Karena penasaran, saya sempatkan menghitung sekali lagi. Tetap tidak ada perubahan. Uang yang tersisa di amplop khusus tetap tidak tersentuh. Musimnya UAS gini pasti pekerjaan lain berteriak untuk disentuh juga. Dua hari saya dan suami tenggelam dalam lautan kertas. Koreksi lembar jawaban UTS dan UAS. Ruang tamu berantakan. Selain penuh dengan serakan mainan E-boy, lantai juga ditutupi kertas-kertas. Saya bahkan tidak sempat masak. Lalu bagaimana dengan si ganteng E-boy? Gampang saja, sediakan sekotak sajen yang berisi aneka jajanan basah. Buatkan telor arik-arik dan si ganteng tidak mengganggu. Bisa makan sendiri sambil bermain. Kalau mau ke kamar mandi, pasti bertanya dulu "bunda, masih sibuk? Erdi mau pipis/pup". Merasa agak santai, pagi tadi saya iseng membuka kembali semua catatan dana penelitian. Hitung pelan-pelan. Daaaaaaaaaannn misteri selisih dana pun terpecahkan dengan sendirinya. Saya yang memang kurang teliti, ada satu hal yang belum ditambahkan dalam perhitungan. Sekarang suami tinggal menyusun laporan akhirnya secara menyeluruh... Semoga lancar aman terkendali. Amiin.

Senin, 25 Juni 2012

Mengukir Wajah

Pernahkan Anda melihat seseorang tua (baik itu laki-laki maupun perempuan) yang sedap dipandang? Yang dengan sendirinya membuat kita tersenyum tulus? Yang dari wajah renta keriputnya memancarkan aura kebahagiaan yang mampu menyihir kita dalam sebuah kebahagiaan? Lalu diam-diam Anda bergumam "eh nenek itu cantik ya" atau "wooww gantengnya kakek tadi".

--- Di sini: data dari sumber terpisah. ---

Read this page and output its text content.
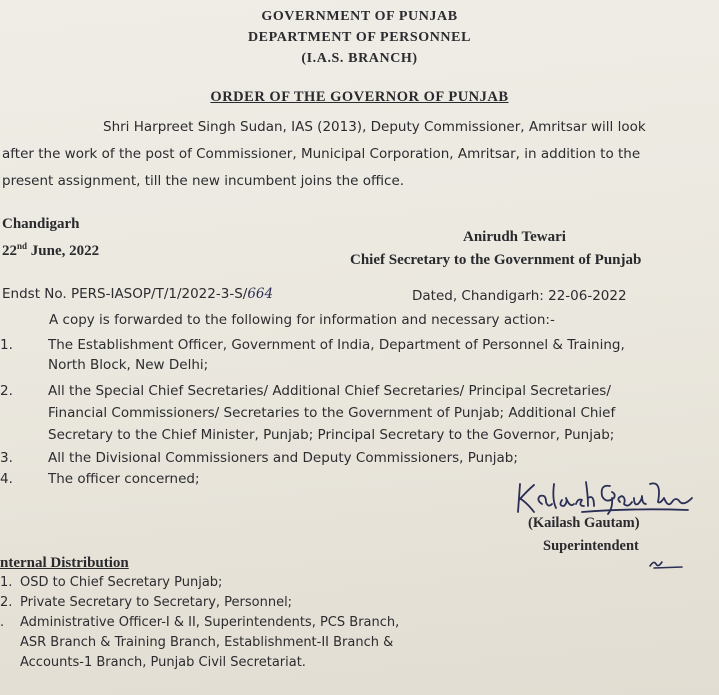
GOVERNMENT OF PUNJAB
DEPARTMENT OF PERSONNEL
(I.A.S. BRANCH)
ORDER OF THE GOVERNOR OF PUNJAB
Shri Harpreet Singh Sudan, IAS (2013), Deputy Commissioner, Amritsar will look
after the work of the post of Commissioner, Municipal Corporation, Amritsar, in addition to the
present assignment, till the new incumbent joins the office.
Chandigarh
22nd June, 2022
Anirudh Tewari
Chief Secretary to the Government of Punjab
Endst No. PERS-IASOP/T/1/2022-3-S/664	Dated, Chandigarh: 22-06-2022
A copy is forwarded to the following for information and necessary action:-
1.	The Establishment Officer, Government of India, Department of Personnel & Training,
North Block, New Delhi;
2.	All the Special Chief Secretaries/ Additional Chief Secretaries/ Principal Secretaries/
Financial Commissioners/ Secretaries to the Government of Punjab; Additional Chief
Secretary to the Chief Minister, Punjab; Principal Secretary to the Governor, Punjab;
3.	All the Divisional Commissioners and Deputy Commissioners, Punjab;
4.	The officer concerned;
(Kailash Gautam)
Superintendent
nternal Distribution
1. OSD to Chief Secretary Punjab;
2. Private Secretary to Secretary, Personnel;
. Administrative Officer-I & II, Superintendents, PCS Branch,
ASR Branch & Training Branch, Establishment-II Branch &
Accounts-1 Branch, Punjab Civil Secretariat.
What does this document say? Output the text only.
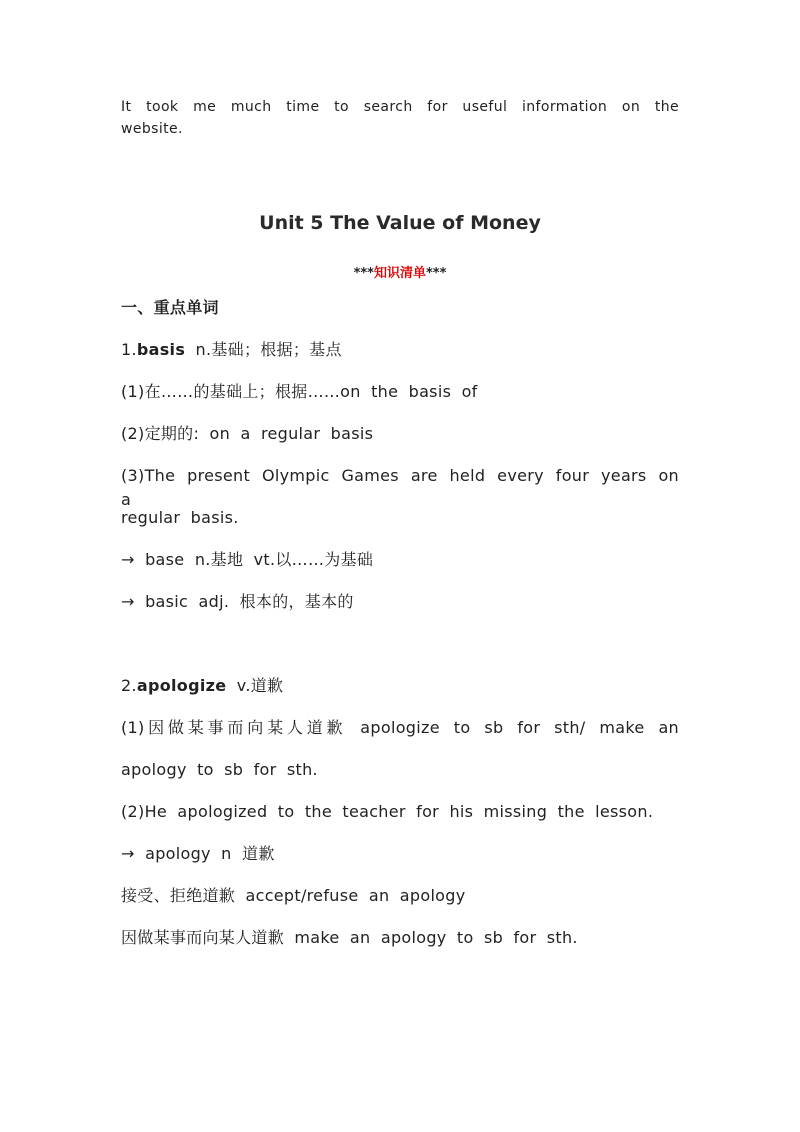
It took me much time to search for useful information on the website.
Unit 5 The Value of Money
***知识清单***
一、重点单词
1.basis n.基础；根据；基点
(1)在……的基础上；根据……on the basis of
(2)定期的: on a regular basis
(3)The present Olympic Games are held every four years on a
regular basis.
→ base n.基地 vt.以……为基础
→ basic adj. 根本的，基本的
2.apologize v.道歉
(1)因做某事而向某人道歉 apologize to sb for sth/ make an
apology to sb for sth.
(2)He apologized to the teacher for his missing the lesson.
→ apology n 道歉
接受、拒绝道歉 accept/refuse an apology
因做某事而向某人道歉 make an apology to sb for sth.
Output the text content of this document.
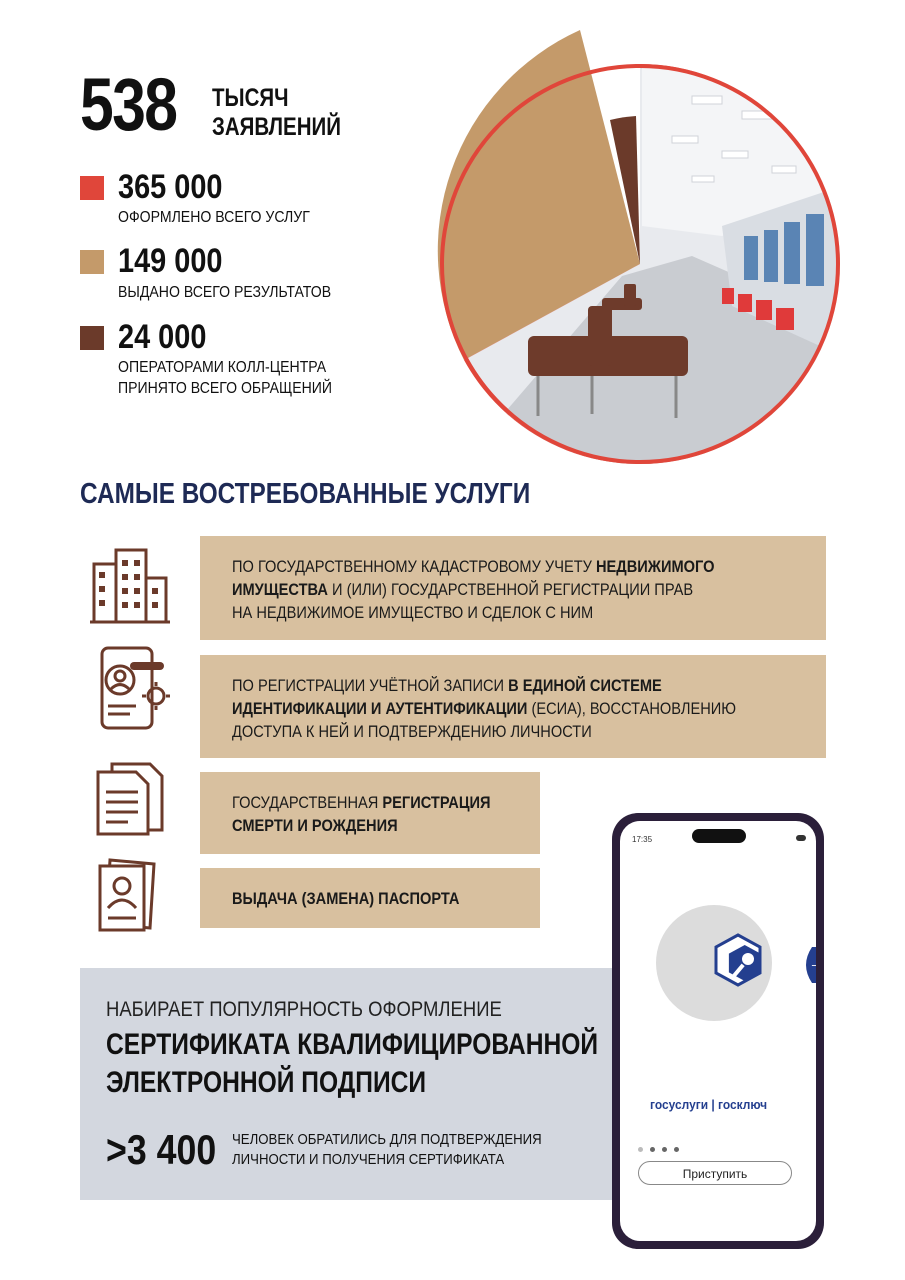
538 ТЫСЯЧ
ЗАЯВЛЕНИЙ
365 000
ОФОРМЛЕНО ВСЕГО УСЛУГ
149 000
ВЫДАНО ВСЕГО РЕЗУЛЬТАТОВ
24 000
ОПЕРАТОРАМИ КОЛЛ-ЦЕНТРА
ПРИНЯТО ВСЕГО ОБРАЩЕНИЙ
САМЫЕ ВОСТРЕБОВАННЫЕ УСЛУГИ
ПО ГОСУДАРСТВЕННОМУ КАДАСТРОВОМУ УЧЕТУ НЕДВИЖИМОГО
ИМУЩЕСТВА И (ИЛИ) ГОСУДАРСТВЕННОЙ РЕГИСТРАЦИИ ПРАВ
НА НЕДВИЖИМОЕ ИМУЩЕСТВО И СДЕЛОК С НИМ
ПО РЕГИСТРАЦИИ УЧЁТНОЙ ЗАПИСИ В ЕДИНОЙ СИСТЕМЕ
ИДЕНТИФИКАЦИИ И АУТЕНТИФИКАЦИИ (ЕСИА), ВОССТАНОВЛЕНИЮ
ДОСТУПА К НЕЙ И ПОДТВЕРЖДЕНИЮ ЛИЧНОСТИ
ГОСУДАРСТВЕННАЯ РЕГИСТРАЦИЯ
СМЕРТИ И РОЖДЕНИЯ
ВЫДАЧА (ЗАМЕНА) ПАСПОРТА
НАБИРАЕТ ПОПУЛЯРНОСТЬ ОФОРМЛЕНИЕ
СЕРТИФИКАТА КВАЛИФИЦИРОВАННОЙ
ЭЛЕКТРОННОЙ ПОДПИСИ
>3 400 ЧЕЛОВЕК ОБРАТИЛИСЬ ДЛЯ ПОДТВЕРЖДЕНИЯ
ЛИЧНОСТИ И ПОЛУЧЕНИЯ СЕРТИФИКАТА
17:35
→
госуслуги | госключ
Приступить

Beberapa kali kami berjumpa dengan wajah-wajah renta ganteng/cantik. Dan kami pun lalu membicarakannya. Megagumi ke-bagus-an rupa tersebut. Menjadi iri. Lalu bercita-cita akan memiliki wajah yang menyenangkan itu. Kelak ketika kami telah renta (tentu jika mempunyai umur yang panjang). Mungkin Anda-Anda semua menjadi bertanya-tanya seperti apa sih wajah tua sedap dipandang yang saya maksud di atas... Sejujurnya saya belum menemukan gambaran yang tepat di internet. Juga sayangnya saya tidak sempat memotret orang renta yang pernah kami temui itu. Kira-kira seperti Mahatma Gandhi. Coba cari saja gambarnya di internet maka Anda akan menemukan wajah damai yang selalu tersenyum. Sungguh teduh menatap wajah Mahatma Gandhi itu. Dan tanpa sadar kita pun akan ikut tersenyum.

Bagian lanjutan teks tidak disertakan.